Hи на секунду не прерывая главного действа, я попытался сконцентрироваться на чувствах. Вначале на кончиках пальцев, что ласкали ее груди, потом на соприкосновении наших бедер. Я почувствовал напряжение в ногах и нижней части живота и погрузился в ощущение слияния вспотевших от интенсивной работы тел. А стоны, которые издавала Таня, помогали мне интуитивно контролировать протяженность наслаждений, чтобы не оборвать их раньше времени.

- Сильней... - выдохнула в очередной раз она.

Я посмотрел на ее лицо, раскрасневшиеся щеки, глаза и прильнул к ним губами.
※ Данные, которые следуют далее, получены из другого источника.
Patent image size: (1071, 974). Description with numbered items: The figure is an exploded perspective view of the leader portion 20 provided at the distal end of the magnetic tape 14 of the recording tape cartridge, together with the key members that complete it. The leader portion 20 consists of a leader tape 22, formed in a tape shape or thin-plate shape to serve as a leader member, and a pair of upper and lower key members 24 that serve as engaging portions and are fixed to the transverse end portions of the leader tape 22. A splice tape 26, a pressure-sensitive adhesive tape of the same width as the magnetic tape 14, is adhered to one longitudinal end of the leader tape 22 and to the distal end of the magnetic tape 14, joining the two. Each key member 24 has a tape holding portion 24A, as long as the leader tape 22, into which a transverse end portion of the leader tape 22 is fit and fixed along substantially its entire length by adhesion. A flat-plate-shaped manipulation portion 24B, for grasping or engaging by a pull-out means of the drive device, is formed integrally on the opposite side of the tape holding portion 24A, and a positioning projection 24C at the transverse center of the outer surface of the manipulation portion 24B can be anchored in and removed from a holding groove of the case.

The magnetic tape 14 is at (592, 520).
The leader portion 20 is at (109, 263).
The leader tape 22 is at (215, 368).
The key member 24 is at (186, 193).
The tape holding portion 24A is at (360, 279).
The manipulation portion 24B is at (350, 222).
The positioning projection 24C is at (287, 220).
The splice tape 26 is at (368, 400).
Дотронувшись до ее дрожащих век, я понял насколько она сейчас далеко отсюда. Закрывая глаза, она как будто уносилась прочь. Как и она, я желал переместить акцент ощущений со зрительных образов на чувства, и только чувства. Hо при этом я еще хотел видеть все, что чувствовал. Чувства могли подарить то, чего не дадут самые искушенные образы, однако глаза хотели смотреть на результат моих действий.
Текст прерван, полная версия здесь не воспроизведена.